Fall 2019 · Vol. 48 No. 2 · pp. 199–201
Book Review
The Challenge Is in the Naming: A Theological Journey
Lydia Neufeld Harder. Winnipeg, MB: CMU Press, 2018. 371 pages.
This collection of essays from the previous three decades of Lydia Neufeld Harder’s work is significant for the way in which it charts the theologian’s contributions as a Mennonite feminist scholar, pastor, and teacher. In addition to a variety of ministry roles, Harder formerly directed the Toronto Mennonite Theological Centre (where she remains a Senior Fellow) and taught as an adjunct faculty member at Conrad Grebel University College and Toronto School of Theology. The Foreword by Kimberly Penner and Susanne Guenther Loewen reminds readers of the ground-breaking nature of Harder’s early “dual citizenship” in both feminist and Mennonite theological circles.
After initial exploration of her vocational journey, the first several chapters of the volume name the context, method, ethical orientation, and theological lens shaping Harder’s work. Feminist critique and reconstruction redefine biblical authority, the hermeneutic community, mutuality in ministry and discipleship, and the limits and possibilities of theological language.
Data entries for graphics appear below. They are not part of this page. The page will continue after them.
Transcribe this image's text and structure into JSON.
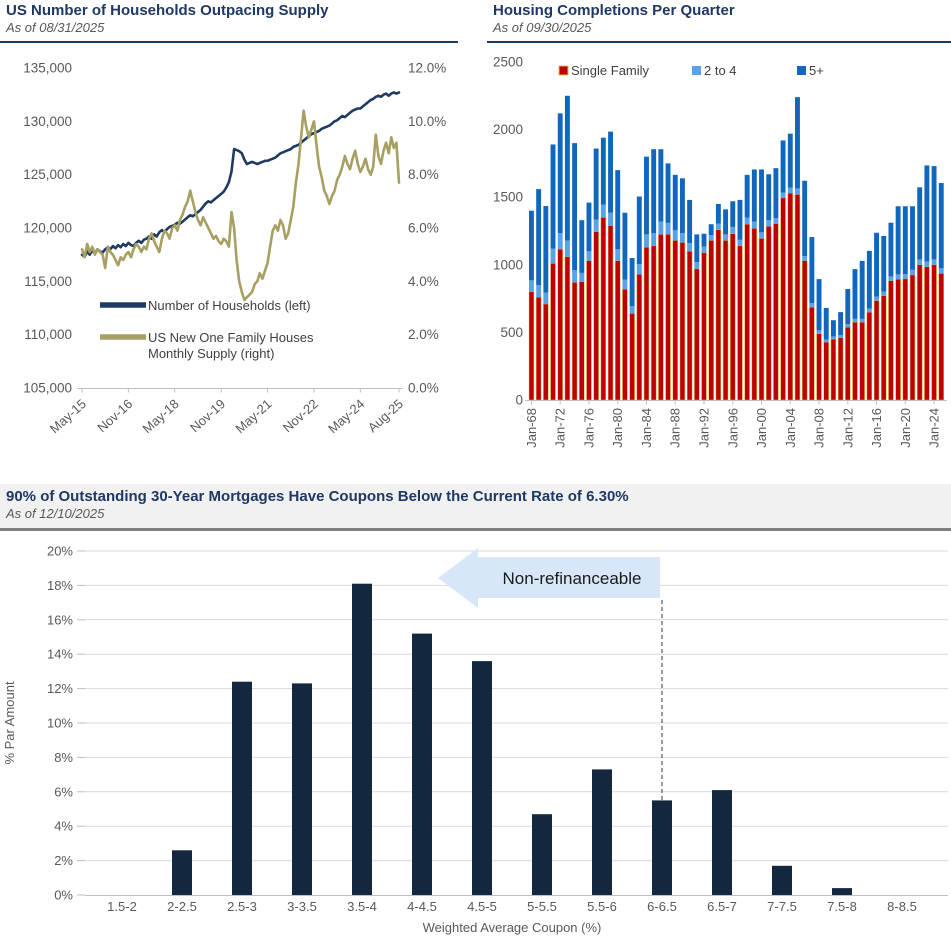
{
  "chart_data": [
    {
      "type": "line",
      "title": "US Number of Households Outpacing Supply",
      "subtitle": "As of 08/31/2025",
      "left_axis": {
        "ticks": [
          "135,000",
          "130,000",
          "125,000",
          "120,000",
          "115,000",
          "110,000",
          "105,000"
        ],
        "max": 135000,
        "min": 105000
      },
      "right_axis": {
        "ticks": [
          "12.0%",
          "10.0%",
          "8.0%",
          "6.0%",
          "4.0%",
          "2.0%",
          "0.0%"
        ],
        "max": 12,
        "min": 0
      },
      "x_tick_labels": [
        "May-15",
        "Nov-16",
        "May-18",
        "Nov-19",
        "May-21",
        "Nov-22",
        "May-24",
        "Aug-25"
      ],
      "x_tick_month_index": [
        0,
        18,
        36,
        54,
        72,
        90,
        108,
        123
      ],
      "legend_position": "inside-bottom-left",
      "grid": false,
      "series": [
        {
          "name": "Number of Households (left)",
          "legend_lines": [
            "Number of Households (left)"
          ],
          "axis": "left",
          "color": "#1F3B63",
          "unit": "thousands",
          "monthly_values": [
            117.5,
            117.3,
            117.8,
            117.5,
            117.9,
            117.6,
            118.0,
            117.8,
            117.7,
            118.0,
            118.2,
            118.0,
            118.3,
            118.1,
            118.4,
            118.2,
            118.5,
            118.3,
            118.6,
            118.4,
            118.3,
            118.6,
            118.8,
            118.6,
            118.9,
            119.0,
            119.2,
            119.0,
            119.4,
            119.2,
            119.6,
            119.8,
            119.6,
            119.9,
            120.1,
            120.2,
            120.3,
            120.5,
            120.4,
            120.6,
            120.8,
            121.0,
            121.2,
            121.1,
            121.3,
            121.5,
            121.7,
            122.0,
            122.3,
            122.5,
            122.4,
            122.6,
            122.8,
            123.0,
            123.2,
            123.4,
            123.8,
            124.3,
            125.3,
            127.4,
            127.3,
            127.2,
            127.0,
            126.4,
            126.0,
            126.1,
            126.2,
            126.1,
            126.0,
            126.1,
            126.2,
            126.3,
            126.3,
            126.4,
            126.5,
            126.6,
            126.8,
            127.0,
            127.1,
            127.2,
            127.3,
            127.4,
            127.6,
            127.7,
            127.8,
            128.0,
            128.2,
            128.4,
            128.6,
            128.8,
            128.9,
            129.0,
            129.1,
            129.3,
            129.4,
            129.5,
            129.6,
            129.8,
            130.0,
            130.1,
            130.3,
            130.5,
            130.4,
            130.6,
            130.8,
            131.0,
            131.1,
            131.2,
            131.2,
            131.4,
            131.6,
            131.8,
            132.0,
            132.1,
            132.3,
            132.4,
            132.3,
            132.5,
            132.6,
            132.4,
            132.6,
            132.7,
            132.6,
            132.7
          ]
        },
        {
          "name": "US New One Family Houses Monthly Supply (right)",
          "legend_lines": [
            "US New One Family Houses",
            "Monthly Supply (right)"
          ],
          "axis": "right",
          "color": "#A89F63",
          "unit": "months-supply-%scale",
          "monthly_values": [
            5.2,
            4.9,
            5.4,
            5.1,
            5.3,
            5.0,
            5.2,
            5.1,
            5.0,
            4.5,
            5.3,
            5.1,
            5.0,
            4.8,
            4.6,
            4.9,
            4.8,
            5.0,
            5.1,
            4.9,
            5.2,
            5.4,
            5.3,
            5.1,
            5.3,
            5.2,
            5.6,
            5.8,
            5.5,
            5.3,
            5.1,
            5.6,
            5.9,
            5.8,
            5.6,
            6.0,
            6.1,
            5.9,
            6.3,
            6.5,
            6.8,
            7.0,
            7.4,
            7.0,
            6.6,
            6.3,
            6.1,
            6.4,
            6.2,
            6.0,
            5.8,
            5.6,
            5.7,
            5.5,
            5.4,
            5.6,
            5.5,
            5.3,
            6.6,
            6.0,
            4.8,
            4.0,
            3.6,
            3.3,
            3.4,
            3.5,
            3.6,
            3.9,
            4.0,
            4.3,
            4.1,
            4.4,
            4.7,
            5.3,
            5.9,
            6.1,
            5.9,
            6.3,
            6.1,
            5.6,
            5.8,
            6.3,
            6.8,
            7.7,
            8.4,
            9.4,
            10.4,
            9.8,
            9.4,
            9.7,
            10.0,
            9.1,
            8.3,
            7.9,
            7.4,
            7.2,
            6.9,
            7.2,
            7.4,
            7.8,
            8.0,
            8.3,
            8.7,
            8.4,
            8.2,
            8.6,
            8.9,
            8.4,
            8.1,
            8.3,
            8.6,
            8.2,
            8.0,
            8.3,
            9.5,
            8.7,
            8.4,
            8.9,
            9.2,
            8.8,
            9.4,
            9.0,
            9.2,
            7.7
          ]
        }
      ]
    },
    {
      "type": "stacked-bar",
      "title": "Housing Completions Per Quarter",
      "subtitle": "As of 09/30/2025",
      "y_ticks": [
        "2500",
        "2000",
        "1500",
        "1000",
        "500",
        "0"
      ],
      "ylim": [
        0,
        2500
      ],
      "x_tick_labels": [
        "Jan-68",
        "Jan-72",
        "Jan-76",
        "Jan-80",
        "Jan-84",
        "Jan-88",
        "Jan-92",
        "Jan-96",
        "Jan-00",
        "Jan-04",
        "Jan-08",
        "Jan-12",
        "Jan-16",
        "Jan-20",
        "Jan-24"
      ],
      "x_tick_every_n_bars": 4,
      "legend_position": "inside-top",
      "grid": false,
      "bar_outline_color": "#E2B959",
      "series": [
        {
          "name": "Single Family",
          "color": "#C00000",
          "values": [
            800,
            760,
            710,
            1010,
            1115,
            1060,
            870,
            875,
            1030,
            1245,
            1350,
            1290,
            1030,
            820,
            640,
            930,
            1130,
            1140,
            1225,
            1225,
            1180,
            1165,
            1100,
            970,
            1090,
            1180,
            1260,
            1180,
            1230,
            1140,
            1300,
            1270,
            1195,
            1285,
            1305,
            1495,
            1530,
            1520,
            1030,
            686,
            490,
            428,
            450,
            460,
            539,
            575,
            575,
            649,
            735,
            772,
            882,
            894,
            896,
            925,
            1000,
            985,
            1000,
            936
          ]
        },
        {
          "name": "2 to 4",
          "color": "#5AA2E8",
          "values": [
            85,
            90,
            85,
            110,
            120,
            120,
            90,
            65,
            70,
            90,
            95,
            95,
            85,
            70,
            55,
            75,
            95,
            95,
            95,
            85,
            75,
            70,
            60,
            50,
            45,
            40,
            45,
            45,
            50,
            45,
            50,
            50,
            45,
            45,
            40,
            40,
            40,
            45,
            35,
            30,
            25,
            20,
            20,
            20,
            22,
            25,
            25,
            28,
            30,
            30,
            32,
            35,
            35,
            38,
            40,
            40,
            40,
            38
          ]
        },
        {
          "name": "5+",
          "color": "#1166BE",
          "values": [
            515,
            710,
            640,
            770,
            885,
            1070,
            940,
            390,
            360,
            525,
            495,
            600,
            585,
            495,
            355,
            500,
            575,
            620,
            535,
            440,
            410,
            405,
            320,
            205,
            95,
            80,
            145,
            185,
            190,
            295,
            315,
            385,
            465,
            340,
            370,
            385,
            400,
            675,
            557,
            489,
            379,
            233,
            120,
            170,
            260,
            368,
            429,
            426,
            472,
            411,
            397,
            504,
            502,
            470,
            533,
            710,
            690,
            631
          ]
        }
      ]
    },
    {
      "type": "bar",
      "title": "90% of Outstanding 30-Year Mortgages Have Coupons Below the Current Rate of 6.30%",
      "subtitle": "As of 12/10/2025",
      "categories": [
        "1.5-2",
        "2-2.5",
        "2.5-3",
        "3-3.5",
        "3.5-4",
        "4-4.5",
        "4.5-5",
        "5-5.5",
        "5.5-6",
        "6-6.5",
        "6.5-7",
        "7-7.5",
        "7.5-8",
        "8-8.5"
      ],
      "values": [
        0,
        2.6,
        12.4,
        12.3,
        18.1,
        15.2,
        13.6,
        4.7,
        7.3,
        5.5,
        6.1,
        1.7,
        0.4,
        0
      ],
      "y_ticks": [
        "20%",
        "18%",
        "16%",
        "14%",
        "12%",
        "10%",
        "8%",
        "6%",
        "4%",
        "2%",
        "0%"
      ],
      "ylim": [
        0,
        20
      ],
      "ylabel": "% Par Amount",
      "xlabel": "Weighted Average Coupon (%)",
      "grid": true,
      "bar_color": "#13283F",
      "annotation": {
        "text": "Non-refinanceable",
        "fill": "#D7E7F8",
        "points_to_category": "6-6.5"
      }
    }
  ]
}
A hermeneutic of suspicion joined with a call for hermeneutical imagination leads Harder to reject polarities, seeking instead to hold apparent dichotomies in productive tension: feminist and Mennonite, church and academy, power and vulnerability, freedom and obedience, sacred and secular, outsider and insider, individual voice and the necessity of dialog, faith as content and experience. Dialectics and dialog characterize this posture, including the repeated assertion that one’s choice of conversation partners is an ethical issue due to the ways in which power relations influence theological conversations, biblical interpretation, and communal practices. {200}
The second half of the book develops a more focused naming of themes important to Harder’s work: power and vulnerability, dialog, revelation and biblical authority, hermeneutics, and ecclesiology (church and “world,” biblical interpretive practices, communal discernment). Here the dialectical and dialogical posture pushes notions of concrete relationship and relationality to the fore. For example, a relational understanding of revelation as God’s self-disclosure frames her discussion of biblical authority, and she asserts the necessarily relational context for discernment of truth while simultaneously recognizing communal discernment as practiced often reflects abuse of power through political maneuvering and silencing dissident voices.
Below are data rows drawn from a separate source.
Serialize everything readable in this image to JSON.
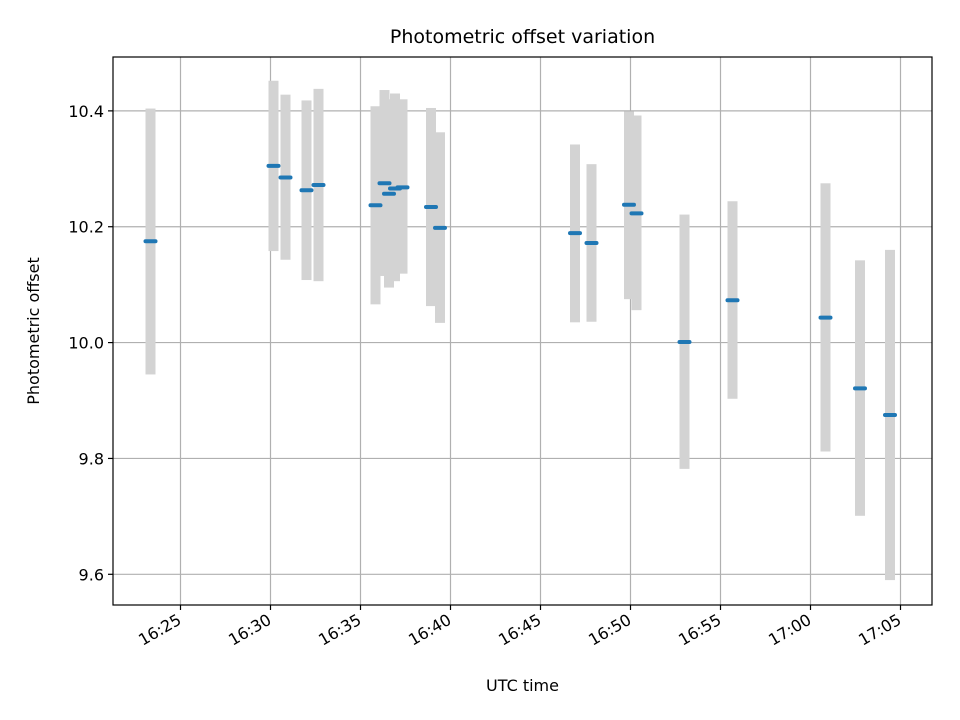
{
  "chart_data": {
    "type": "scatter",
    "title": "Photometric offset variation",
    "xlabel": "UTC time",
    "ylabel": "Photometric offset",
    "xlim": [
      "16:21:15",
      "17:06:45"
    ],
    "ylim": [
      9.547,
      10.493
    ],
    "grid": true,
    "xticks": [
      "16:25",
      "16:30",
      "16:35",
      "16:40",
      "16:45",
      "16:50",
      "16:55",
      "17:00",
      "17:05"
    ],
    "yticks": [
      "9.6",
      "9.8",
      "10.0",
      "10.2",
      "10.4"
    ],
    "series": [
      {
        "points": [
          {
            "t": "16:23:20",
            "y": 10.175,
            "lo": 9.945,
            "hi": 10.404
          },
          {
            "t": "16:30:10",
            "y": 10.305,
            "lo": 10.158,
            "hi": 10.452
          },
          {
            "t": "16:30:50",
            "y": 10.285,
            "lo": 10.143,
            "hi": 10.428
          },
          {
            "t": "16:32:00",
            "y": 10.263,
            "lo": 10.108,
            "hi": 10.418
          },
          {
            "t": "16:32:40",
            "y": 10.272,
            "lo": 10.106,
            "hi": 10.438
          },
          {
            "t": "16:35:50",
            "y": 10.237,
            "lo": 10.066,
            "hi": 10.408
          },
          {
            "t": "16:36:20",
            "y": 10.275,
            "lo": 10.115,
            "hi": 10.436
          },
          {
            "t": "16:36:35",
            "y": 10.257,
            "lo": 10.095,
            "hi": 10.42
          },
          {
            "t": "16:36:55",
            "y": 10.266,
            "lo": 10.106,
            "hi": 10.43
          },
          {
            "t": "16:37:20",
            "y": 10.268,
            "lo": 10.119,
            "hi": 10.42
          },
          {
            "t": "16:38:55",
            "y": 10.234,
            "lo": 10.063,
            "hi": 10.405
          },
          {
            "t": "16:39:25",
            "y": 10.198,
            "lo": 10.034,
            "hi": 10.363
          },
          {
            "t": "16:46:55",
            "y": 10.189,
            "lo": 10.035,
            "hi": 10.342
          },
          {
            "t": "16:47:50",
            "y": 10.172,
            "lo": 10.036,
            "hi": 10.308
          },
          {
            "t": "16:49:55",
            "y": 10.238,
            "lo": 10.075,
            "hi": 10.399
          },
          {
            "t": "16:50:20",
            "y": 10.223,
            "lo": 10.056,
            "hi": 10.392
          },
          {
            "t": "16:53:00",
            "y": 10.001,
            "lo": 9.782,
            "hi": 10.221
          },
          {
            "t": "16:55:40",
            "y": 10.073,
            "lo": 9.903,
            "hi": 10.244
          },
          {
            "t": "17:00:50",
            "y": 10.043,
            "lo": 9.812,
            "hi": 10.275
          },
          {
            "t": "17:02:45",
            "y": 9.921,
            "lo": 9.701,
            "hi": 10.142
          },
          {
            "t": "17:04:25",
            "y": 9.875,
            "lo": 9.59,
            "hi": 10.16
          }
        ]
      }
    ]
  }
}
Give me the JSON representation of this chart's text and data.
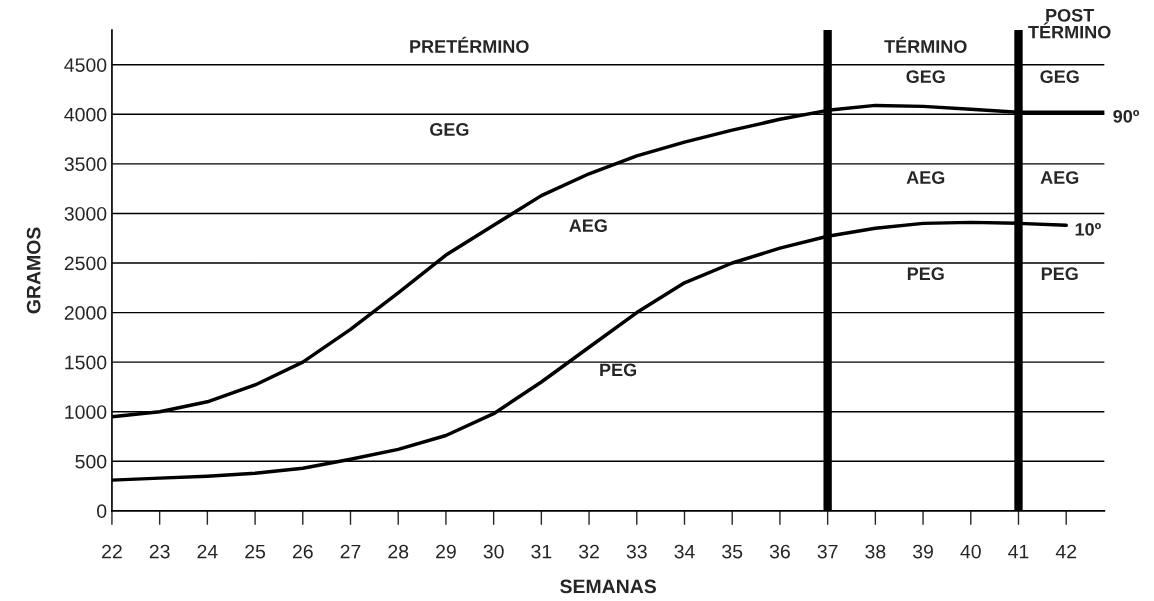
{
  "chart_data": {
    "type": "line",
    "xlabel": "SEMANAS",
    "ylabel": "GRAMOS",
    "x": [
      22,
      23,
      24,
      25,
      26,
      27,
      28,
      29,
      30,
      31,
      32,
      33,
      34,
      35,
      36,
      37,
      38,
      39,
      40,
      41,
      42,
      42.8
    ],
    "series": [
      {
        "name": "90º",
        "color": "#000000",
        "values": [
          950,
          1000,
          1100,
          1270,
          1500,
          1830,
          2200,
          2580,
          2880,
          3180,
          3400,
          3580,
          3720,
          3840,
          3950,
          4040,
          4090,
          4080,
          4050,
          4020,
          4020,
          4020
        ]
      },
      {
        "name": "10º",
        "color": "#000000",
        "values": [
          310,
          330,
          350,
          380,
          430,
          520,
          620,
          760,
          980,
          1300,
          1650,
          2000,
          2300,
          2500,
          2650,
          2770,
          2850,
          2900,
          2910,
          2900,
          2880,
          null
        ]
      }
    ],
    "xlim": [
      22,
      42.8
    ],
    "ylim": [
      0,
      4850
    ],
    "xticks": [
      22,
      23,
      24,
      25,
      26,
      27,
      28,
      29,
      30,
      31,
      32,
      33,
      34,
      35,
      36,
      37,
      38,
      39,
      40,
      41,
      42
    ],
    "yticks": [
      0,
      500,
      1000,
      1500,
      2000,
      2500,
      3000,
      3500,
      4000,
      4500
    ],
    "grid": "y",
    "legend": false,
    "marker": "none",
    "line_style": "solid",
    "ref_lines": [
      {
        "axis": "x",
        "value": 37,
        "color": "#000000"
      },
      {
        "axis": "x",
        "value": 41,
        "color": "#000000"
      }
    ],
    "annotations": [
      "PRETÉRMINO",
      "TÉRMINO",
      "POST\nTÉRMINO",
      "GEG",
      "AEG",
      "PEG",
      "GEG",
      "AEG",
      "PEG",
      "GEG",
      "AEG",
      "PEG"
    ]
  }
}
Feminist methodology—evident as expected in the author’s critical scrutiny of biblical and ecclesiological authority, theological language, power dynamics, and epistemology—also produces the most striking feature of this collection. The centrality of experience and context, present in the individual essays, is made more prominent by narrative framing of the selections in each chapter, recontextualizing the writings in the larger whole of a life’s journey. The writings themselves vary significantly. As “a theological journey,” the collection is not strictly chronological and includes quite an array—from student papers to sermons and poetry to polished academic pieces. Readers may find the juxtaposition somewhat jarring, but this is precisely Harder’s point—that the theological journey spans one’s life and engages the whole of life (or should). The narrative introductions to chapters and essays (narratives written specifically for this book) underscore the centrality of the author’s experience (and women’s experience more broadly) as an important locus of theological reflection.
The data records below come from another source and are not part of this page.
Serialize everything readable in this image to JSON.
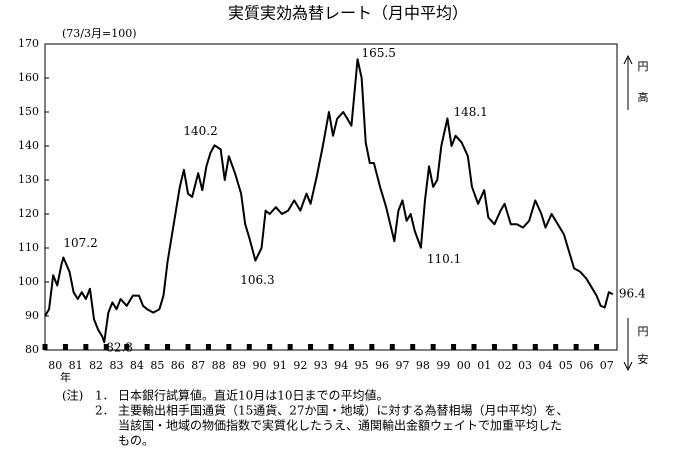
{
  "chart_data": {
    "type": "line",
    "title": "実質実効為替レート（月中平均）",
    "subtitle": "(73/3月=100)",
    "x_label": "年",
    "right_labels": {
      "up": [
        "円",
        "高"
      ],
      "down": [
        "円",
        "安"
      ]
    },
    "xlim": [
      80,
      108
    ],
    "xticks": [
      80,
      81,
      82,
      83,
      84,
      85,
      86,
      87,
      88,
      89,
      90,
      91,
      92,
      93,
      94,
      95,
      96,
      97,
      98,
      99,
      {
        "value": 100,
        "label": "00"
      },
      {
        "value": 101,
        "label": "01"
      },
      {
        "value": 102,
        "label": "02"
      },
      {
        "value": 103,
        "label": "03"
      },
      {
        "value": 104,
        "label": "04"
      },
      {
        "value": 105,
        "label": "05"
      },
      {
        "value": 106,
        "label": "06"
      },
      {
        "value": 107,
        "label": "07"
      }
    ],
    "ylim": [
      80,
      170
    ],
    "yticks": [
      80,
      90,
      100,
      110,
      120,
      130,
      140,
      150,
      160,
      170
    ],
    "color": "#000000",
    "x": [
      80.0,
      80.2,
      80.4,
      80.6,
      80.8,
      80.9,
      81.2,
      81.4,
      81.6,
      81.8,
      82.0,
      82.2,
      82.4,
      82.6,
      82.8,
      82.9,
      83.1,
      83.3,
      83.5,
      83.7,
      84.0,
      84.3,
      84.6,
      84.8,
      85.0,
      85.3,
      85.6,
      85.8,
      86.0,
      86.3,
      86.6,
      86.8,
      87.0,
      87.2,
      87.5,
      87.7,
      87.9,
      88.1,
      88.3,
      88.6,
      88.8,
      89.0,
      89.3,
      89.6,
      89.8,
      90.0,
      90.3,
      90.6,
      90.8,
      91.0,
      91.3,
      91.6,
      91.9,
      92.2,
      92.5,
      92.8,
      93.0,
      93.3,
      93.6,
      93.9,
      94.1,
      94.3,
      94.6,
      94.8,
      95.0,
      95.3,
      95.5,
      95.7,
      95.9,
      96.1,
      96.4,
      96.7,
      96.9,
      97.1,
      97.3,
      97.5,
      97.7,
      97.9,
      98.1,
      98.4,
      98.6,
      98.8,
      99.0,
      99.2,
      99.4,
      99.7,
      99.9,
      100.1,
      100.4,
      100.7,
      100.9,
      101.2,
      101.5,
      101.7,
      102.0,
      102.3,
      102.5,
      102.8,
      103.1,
      103.4,
      103.7,
      104.0,
      104.3,
      104.5,
      104.8,
      105.1,
      105.4,
      105.7,
      105.9,
      106.2,
      106.5,
      106.8,
      107.0,
      107.2,
      107.4,
      107.6,
      107.8
    ],
    "values": [
      90,
      92,
      102,
      99,
      105,
      107.2,
      103,
      97,
      95,
      97,
      95,
      98,
      89,
      86,
      84,
      82.3,
      91,
      94,
      92,
      95,
      93,
      96,
      96,
      93,
      92,
      91,
      92,
      96,
      106,
      117,
      128,
      133,
      126,
      125,
      132,
      127,
      134,
      138,
      140.2,
      139,
      130,
      137,
      132,
      126,
      117,
      113,
      106.3,
      110,
      121,
      120,
      122,
      120,
      121,
      124,
      121,
      126,
      123,
      131,
      140,
      150,
      143,
      148,
      150,
      148,
      146,
      165.5,
      160,
      141,
      135,
      135,
      128,
      122,
      117,
      112,
      121,
      124,
      118,
      120,
      115,
      110.1,
      124,
      134,
      128,
      130,
      140,
      148.1,
      140,
      143,
      141,
      137,
      128,
      123,
      127,
      119,
      117,
      121,
      123,
      117,
      117,
      116,
      118,
      124,
      120,
      116,
      120,
      117,
      114,
      108,
      104,
      103,
      101,
      98,
      96,
      93,
      92.5,
      97,
      96.4
    ],
    "annotations": [
      {
        "label": "107.2",
        "x": 80.9,
        "y": 107.2
      },
      {
        "label": "82.3",
        "x": 82.9,
        "y": 82.3
      },
      {
        "label": "140.2",
        "x": 88.3,
        "y": 140.2
      },
      {
        "label": "106.3",
        "x": 90.3,
        "y": 106.3
      },
      {
        "label": "165.5",
        "x": 95.3,
        "y": 165.5
      },
      {
        "label": "110.1",
        "x": 98.4,
        "y": 110.1
      },
      {
        "label": "148.1",
        "x": 99.7,
        "y": 148.1
      },
      {
        "label": "96.4",
        "x": 107.8,
        "y": 96.4
      }
    ],
    "notes": {
      "head": "(注)",
      "items": [
        {
          "num": "1．",
          "lines": [
            "日本銀行試算値。直近10月は10日までの平均値。"
          ]
        },
        {
          "num": "2．",
          "lines": [
            "主要輸出相手国通貨（15通貨、27か国・地域）に対する為替相場（月中平均）を、",
            "当該国・地域の物価指数で実質化したうえ、通関輸出金額ウェイトで加重平均した",
            "もの。"
          ]
        }
      ]
    }
  }
}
The collection has much to offer—in scholarly and pastoral theological insights, certainly, but also in modeling that “set” theological pieces emerge from and speak to a context, like so many way stations along a journey. Naming titles the collection and frames each chapter (“Vocation: Naming the Journey,” “Hermeneutical Community: Naming the Context,” and so on) but the importance and limits of language is a theme shooting through most essays in the volume. For Harder, theology brings experience to speech, yet the challenge is precisely language adequate to the task. How to name the beauty, complexity, and mystery as well as the ambiguity, tension, and even discomfort of our journey with God, among God’s people, in God’s world? With remarkable vulnerability, the essays and their narrative framing work to communicate Harder’s experience and understanding as well as the theologian’s own pain, frustration, and failing. This—all of it—shapes a holistic theological reflection in which wrestling is central to the witness. Harder’s hybrid identity is perhaps most evident here, in her insistence on theology as a dialog of real life that weds critical feminist attention {201} to women’s everyday experience and Mennonite emphasis on concrete, lived, discipleship.